Meet Sarah, a 29-year-old marketing professional from Toronto. Frustrated with how much time she spent on Google without any return, she decided to take action. Sarah opened a Tax-Free Savings Account (TFSA) with Wealthsimple and set up a recurring investment of $1 a day into Alphabet shares. Over the course of a year, not only did she develop a healthy saving habit, but she also became more mindful of her searches. "It's like having a digital swear jar," she says. "Every time I catch myself saying 'Let me Google it,' I know that a part of that value is coming back to me."


Your Step-by-Step Guide to Getting Paid


Ready to start earning from your own Google usage? Here's how you can do it:


1. Open a TFSA with Wealthsimple: If you're a Canadian resident, a TFSA is a great way to invest because your earnings grow tax-free.

2. Use It as a "Swear Jar": Treat your TFSA like a digital swear jar. Every time you say "Let me Google it," commit to investing $1.

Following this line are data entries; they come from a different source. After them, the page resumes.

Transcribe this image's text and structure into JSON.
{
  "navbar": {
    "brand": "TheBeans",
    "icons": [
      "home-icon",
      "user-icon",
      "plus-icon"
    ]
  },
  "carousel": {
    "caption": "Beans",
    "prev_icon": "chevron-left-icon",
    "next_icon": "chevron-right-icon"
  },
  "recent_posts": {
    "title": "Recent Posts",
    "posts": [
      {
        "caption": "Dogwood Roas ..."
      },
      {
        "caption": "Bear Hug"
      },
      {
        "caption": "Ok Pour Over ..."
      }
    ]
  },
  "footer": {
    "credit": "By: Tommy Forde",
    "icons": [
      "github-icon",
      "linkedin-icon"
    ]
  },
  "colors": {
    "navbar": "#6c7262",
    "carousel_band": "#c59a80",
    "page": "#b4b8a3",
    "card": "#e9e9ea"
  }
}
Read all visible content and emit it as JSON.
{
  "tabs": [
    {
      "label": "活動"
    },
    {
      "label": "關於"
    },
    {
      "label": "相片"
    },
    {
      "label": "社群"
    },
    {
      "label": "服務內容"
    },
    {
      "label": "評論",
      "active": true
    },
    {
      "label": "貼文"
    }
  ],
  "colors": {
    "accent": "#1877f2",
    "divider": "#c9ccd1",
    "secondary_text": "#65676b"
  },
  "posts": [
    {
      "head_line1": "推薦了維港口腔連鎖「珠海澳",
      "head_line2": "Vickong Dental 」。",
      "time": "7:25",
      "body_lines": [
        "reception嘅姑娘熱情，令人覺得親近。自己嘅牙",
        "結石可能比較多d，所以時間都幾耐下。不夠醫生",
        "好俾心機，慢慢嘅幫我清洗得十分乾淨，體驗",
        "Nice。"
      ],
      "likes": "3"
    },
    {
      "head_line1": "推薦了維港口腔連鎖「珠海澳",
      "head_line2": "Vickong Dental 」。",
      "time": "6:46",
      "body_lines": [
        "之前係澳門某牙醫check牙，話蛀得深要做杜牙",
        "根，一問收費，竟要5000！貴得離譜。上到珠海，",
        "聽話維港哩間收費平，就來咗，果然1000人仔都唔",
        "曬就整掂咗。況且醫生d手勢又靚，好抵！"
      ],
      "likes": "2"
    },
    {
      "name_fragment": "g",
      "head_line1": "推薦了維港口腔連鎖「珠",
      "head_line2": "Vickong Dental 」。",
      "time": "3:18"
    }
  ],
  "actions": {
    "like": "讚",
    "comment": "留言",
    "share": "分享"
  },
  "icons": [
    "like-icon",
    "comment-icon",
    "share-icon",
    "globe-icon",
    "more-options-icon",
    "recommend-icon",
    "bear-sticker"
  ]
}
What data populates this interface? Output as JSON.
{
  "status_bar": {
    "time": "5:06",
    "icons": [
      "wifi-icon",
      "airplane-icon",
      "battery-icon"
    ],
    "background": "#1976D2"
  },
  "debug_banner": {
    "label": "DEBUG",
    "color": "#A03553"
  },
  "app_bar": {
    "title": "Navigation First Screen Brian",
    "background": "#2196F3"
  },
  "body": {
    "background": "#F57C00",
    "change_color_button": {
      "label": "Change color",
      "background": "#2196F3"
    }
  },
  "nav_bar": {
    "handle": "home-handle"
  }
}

3. Set Up Recurring Investments: Automate the process by setting up a daily recurring investment of $1 into Alphabet (GOOGL) shares through Wealthsimple.


4. Watch Your Wealth Grow: Over time, these small investments can add up significantly, especially as Google's value continues to grow.


The Power of Small, Consistent Actions


By turning a common phrase into an investment opportunity, you're not only reclaiming some of the value you provide to Google but also building a habit that contributes to your long-term financial health. Small, consistent investments can lead to substantial growth over time, thanks to the power of compound interest.


Final Thoughts


We may not get a paycheck from Google for our daily searches, but that doesn't mean we can't find a way to benefit financially. By investing in Alphabet shares, you're aligning your daily habits with your financial goals. So the next time you find yourself saying, "Let me Google it," remember that it's not just a phrase—it's an opportunity.



Disclaimer: This article is for informational purposes only and does not constitute financial advice. Investing in stocks involves risks, and you should consult with a financial advisor before making investment decisions.